December 27, 2010
I found my calling. A historian. Or collector of junk, whichever way you look at it.
Carthage, Texas, is the least likely place to find authentic artifacts, but it goes like this. Pa purchased 11 acres adjacent to the pine cabin he built on his 100 acres. The new purchase has 3 old constructions on it. One, a nineteenth-century wooden house. The sound of Pa’s tractor and brushhog resound behind me as he proceeds to level the overgrown brush. No one has been inside the dilapidated building in many decades, which tempts me to make my way through the overgrown vines and up the rickety stairs.
The floors are sound and the roof has held out the rain. Tossed, half empty, boxes, trampled rags, and electrical wiring, nuts and bolts cover the floor of the two rooms. Pa is intent on destroying the old building, and I want to see if anything is salvageable.

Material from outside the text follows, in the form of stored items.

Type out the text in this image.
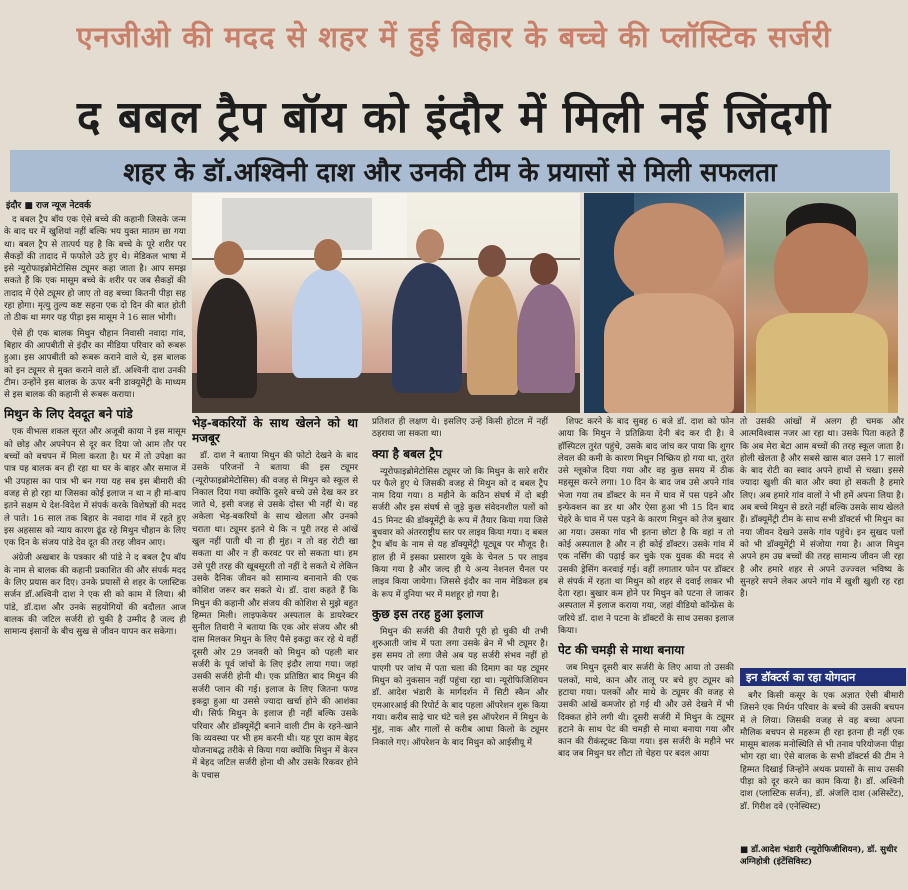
एनजीओ की मदद से शहर में हुई बिहार के बच्चे की प्लॉस्टिक सर्जरी
द बबल ट्रैप बॉय को इंदौर में मिली नई जिंदगी
शहर के डॉ.अश्विनी दाश और उनकी टीम के प्रयासों से मिली सफलता
इंदौर ■ राज न्यूज नेटवर्क

द बबल ट्रैप बॉय एक ऐसे बच्चे की कहानी जिसके जन्म के बाद घर में खुशियां नहीं बल्कि भय युक्त मातम छा गया था। बबल ट्रैप से तात्पर्य यह है कि बच्चे के पूरे शरीर पर सैकड़ों की तादाद में फफोले उठे हुए थे। मेडिकल भाषा में इसे न्यूरोफाइब्रोमेटोसिस ट्यूमर कहा जाता है। आप समझ सकते हैं कि एक मासूम बच्चे के शरीर पर जब सैकड़ों की तादाद में ऐसे ट्यूमर हो जाए तो वह बच्चा कितनी पीड़ा सह रहा होगा। मृत्यु तुल्य कष्ट सहना एक दो दिन की बात होती तो ठीक था मगर यह पीड़ा इस मासूम ने 16 साल भोगी।

ऐसे ही एक बालक मिथुन चौहान निवासी नवादा गांव, बिहार की आपबीती से इंदौर का मीडिया परिवार को रूबरू हुआ। इस आपबीती को रूबरू कराने वाले थे, इस बालक को इन ट्यूमर से मुक्त कराने वाले डॉ. अश्विनी दाश उनकी टीम। उन्होंने इस बालक के ऊपर बनी डाक्यूमेंट्री के माध्यम से इस बालक की कहानी से रूबरू कराया।

मिथुन के लिए देवदूत बने पांडे

एक वीभत्स शकल सूरत और अजूबी काया ने इस मासूम को छोड़ और अपनेपन से दूर कर दिया जो आम तौर पर बच्चों को बचपन में मिला करता है। घर में तो उपेक्षा का पात्र यह बालक बन ही रहा था घर के बाहर और समाज में भी उपहास का पात्र भी बन गया यह सब इस बीमारी की वजह से हो रहा था जिसका कोई इलाज न था न ही मां-बाप इतने सक्षम थे देश-विदेश में संपर्क करके विशेषज्ञों की मदद ले पाते। 16 साल तक बिहार के नवादा गांव में रहते हुए इस अहसास को न्याय कारण ढूंढ रहे मिथुन चौहान के लिए एक दिन के संजय पांडे देव दूत की तरह जीवन आए।

अंग्रेजी अखबार के पत्रकार श्री पांडे ने द बबल ट्रैप बॉय के नाम से बालक की कहानी प्रकाशित की और संपर्क मदद के लिए प्रयास कर दिए। उनके प्रयासों से शहर के प्लास्टिक सर्जन डॉ.अश्विनी दाश ने एक सी को काम में लिया। श्री पांडे, डॉ.दाश और उनके सहयोगियों की बदौलत आज बालक की जटिल सर्जरी हो चुकी है उम्मीद है जल्द ही सामान्य इंसानों के बीच सुख से जीवन यापन कर सकेगा।

भेड़-बकरियों के साथ खेलने को था मजबूर

डॉ. दाश ने बताया मिथुन की फोटो देखने के बाद उसके परिजनों ने बताया की इस ट्यूमर (न्यूरोफाइब्रोमेटोसिस) की वजह से मिथुन को स्कूल से निकाल दिया गया क्योंकि दूसरे बच्चे उसे देख कर डर जाते थे, इसी वजह से उसके दोस्त भी नहीं थे। वह अकेला भेड़-बकरियों के साथ खेलता और उनको चराता था। ट्यूमर इतने थे कि न पूरी तरह से आंखें खुल नहीं पाती थी ना ही मुंह। न तो वह रोटी खा सकता था और न ही करवट पर सो सकता था। हम उसे पूरी तरह की खूबसूरती तो नहीं दे सकते थे लेकिन उसके दैनिक जीवन को सामान्य बनानाने की एक कोशिश जरूर कर सकते थे। डॉ. दाश कहते हैं कि मिथुन की कहानी और संजय की कोशिश से मुझे बहुत हिम्मत मिली। लाइफकेयर अस्पताल के डायरेक्टर सुनील तिवारी ने बताया कि एक ओर संजय और श्री दास मिलकर मिथुन के लिए पैसे इकट्ठा कर रहे थे वहीं दूसरी ओर 29 जनवरी को मिथुन को पहली बार सर्जरी के पूर्व जांचों के लिए इंदौर लाया गया। जहां उसकी सर्जरी होनी थी। एक प्रतिष्ठित बाद मिथुन की सर्जरी प्लान की गई। इलाज के लिए जितना फण्ड इकट्ठा हुआ था उससे ज्यादा खर्चा होने की आशंका थी। सिर्फ मिथुन के इलाज ही नहीं बल्कि उसके परिवार और डॉक्यूमेंट्री बनाने वाली टीम के रहने-खाने कि व्यवस्था पर भी हम करनी थी। यह पूरा काम बेहद योजनाबद्ध तरीके से किया गया क्योंकि मिथुन में केरन में बेहद जटिल सर्जरी होना थी और उसके रिकवर होने के पचास

प्रतिशत ही लक्षण थे। इसलिए उन्हें किसी होटल में नहीं ठहराया जा सकता था।

क्या है बबल ट्रैप

न्यूरोफाइब्रोमेटोसिस ट्यूमर जो कि मिथुन के सारे शरीर पर फैले हुए थे जिसकी वजह से मिथुन को द बबल ट्रैप नाम दिया गया। 8 महीने के कठिन संघर्ष में दो बड़ी सर्जरी और इस संघर्ष से जुड़े कुछ संवेदनशील पलों को 45 मिनट की डॉक्यूमेंट्री के रूप में तैयार किया गया जिसे बुधवार को अंतरराष्ट्रीय स्तर पर लाइव किया गया। द बबल ट्रैप बॉय के नाम से यह डॉक्यूमेंट्री यूट्यूब पर मौजूद है। हाल ही में इसका प्रसारण यूके के चेनल 5 पर लाइव किया गया है और जल्द ही ये अन्य नेशनल चैनल पर लाइव किया जायेगा। जिससे इंदौर का नाम मेडिकल हब के रूप में दुनिया भर में मशहूर हो गया है।

कुछ इस तरह हुआ इलाज

मिथुन की सर्जरी की तैयारी पूरी हो चुकी थी तभी शुरुआती जांच में पता लगा उसके ब्रेन में भी ट्यूमर है। इस समय तो लगा जैसे अब यह सर्जरी संभव नहीं हो पाएगी पर जांच में पता चला की दिमाग का यह ट्यूमर मिथुन को नुकसान नहीं पहुंचा रहा था। न्यूरोफिजिशियन डॉ. आदेश भंडारी के मार्गदर्शन में सिटी स्कैन और एमआरआई की रिपोर्ट के बाद पहला ऑपरेशन शुरू किया गया। करीब साढ़े चार घंटे चले इस ऑपरेशन में मिथुन के मुंह, नाक और गालों से करीब आधा किलो के ट्यूमर निकाले गए। ऑपरेशन के बाद मिथुन को आईसीयू में

शिफ्ट करने के बाद सुबह 6 बजे डॉ. दाश को फोन आया कि मिथुन ने प्रतिक्रिया देनी बंद कर दी है। वे हॉस्पिटल तुरंत पहुंचे, उसके बाद जांच कर पाया कि शुगर लेवल की कमी के कारण मिथुन निष्क्रिय हो गया था, तुरंत उसे ग्लूकोज दिया गया और वह कुछ समय में ठीक महसूस करने लगा। 10 दिन के बाद जब उसे अपने गांव भेजा गया तब डॉक्टर के मन में घाव में पस पड़ने और इन्फेक्शन का डर था और ऐसा हुआ भी 15 दिन बाद चेहरे के घाव में पस पड़ने के कारण मिथुन को तेज बुखार आ गया। उसका गांव भी इतना छोटा है कि वहां न तो कोई अस्पताल है और न ही कोई डॉक्टर। उसके गांव में एक नर्सिंग की पढ़ाई कर चुके एक युवक की मदद से उसकी ड्रेसिंग करवाई गई। वहीं लगातार फोन पर डॉक्टर से संपर्क में रहता था मिथुन को शहर से दवाई लाकर भी देता रहा। बुखार कम होने पर मिथुन को पटना ले जाकर अस्पताल में इलाज कराया गया, जहां वीडियो कॉन्फ्रेंस के जरिये डॉ. दाश ने पटना के डॉक्टरों के साथ उसका इलाज किया।

पेट की चमड़ी से माथा बनाया

जब मिथुन दूसरी बार सर्जरी के लिए आया तो उसकी पलकों, माथे, कान और तालू पर बचे हुए ट्यूमर को हटाया गया। पलकों और माथे के ट्यूमर की वजह से उसकी आंखें कमजोर हो गई थी और उसे देखने में भी दिक्कत होने लगी थी। दूसरी सर्जरी में मिथुन के ट्यूमर हटाने के साथ पेट की चमड़ी से माथा बनाया गया और कान की रीकंस्ट्रक्ट किया गया। इस सर्जरी के महीने भर बाद जब मिथुन घर लौटा तो चेहरा पर बदल आया

तो उसकी आंखों में अलग ही चमक और आत्मविश्वास नजर आ रहा था। उसके पिता कहते हैं कि अब मेरा बेटा आम बच्चों की तरह स्कूल जाता है। होली खेलता है और सबसे खास बात उसने 17 सालों के बाद रोटी का स्वाद अपने हाथों से चखा। इससे ज्यादा खुशी की बात और क्या हो सकती है हमारे लिए। अब हमारे गांव वालों ने भी हमें अपना लिया है। अब बच्चे मिथुन से डरते नहीं बल्कि उसके साथ खेलते हैं। डॉक्यूमेंट्री टीम के साथ सभी डॉक्टर्स भी मिथुन का नया जीवन देखने उसके गांव पहुंचे। इन सुखद पलों को भी डॉक्यूमेंट्री में संजोया गया है। आज मिथुन अपने हम उम्र बच्चों की तरह सामान्य जीवन जी रहा है और हमारे शहर से अपने उज्ज्वल भविष्य के सुनहरे सपने लेकर अपने गांव में खुशी खुशी रह रहा है।

इन डॉक्टर्स का रहा योगदान

बगैर किसी कसूर के एक अज्ञात ऐसी बीमारी जिसने एक निर्धन परिवार के बच्चे की उसकी बचपन में ले लिया। जिसकी वजह से वह बच्चा अपना मौलिक बचपन से महरूम ही रहा इतना ही नहीं एक मासूम बालक मनोस्थिति से भी तनाव परियोजना पीड़ा भोग रहा था। ऐसे बालक के सभी डॉक्टर्स की टीम ने हिम्मत दिखाई जिन्होंने अथक प्रयासों के साथ उसकी पीड़ा को दूर करने का काम किया है। डॉ. अश्विनी दाश (प्लास्टिक सर्जन), डॉ. अंजलि दाश (असिस्टेंट), डॉ. गिरीश दवे (एनेस्थिस्ट)

■ डॉ.आदेश भंडारी (न्यूरोफिजीशियन), डॉ. सुधीर अग्निहोत्री (इंटेंसिविस्ट)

I stumble through the debris and overturned boxes, discovering half-eaten letters among the mouse-made confetti. At this point, I get a little nervous. It dawns on me I could disturb a mouse family and I start to withdraw, but I hear Pa’s tractor and know the contents in this long-ago home have been given one last chance at divulging its secrets.
I collect a stack of faded sepia photos of someone’s grandparents. I stack up an assortment of 1930’s Christmas cards scattered around the floor. I discover a box of documents, handwritten letters, Depression bank statements. Buttons, a chipped china tea cup, a mason jar. At this point, I don’t know if anything valuable exists, but I wonder who lived here, why they left, and who were these sweet children holding their mama’s hand?
So my expedition of the day results in two large bags of damp, half-chewed refuse. Not bad for an amateur sleuth. Or a crazy lady.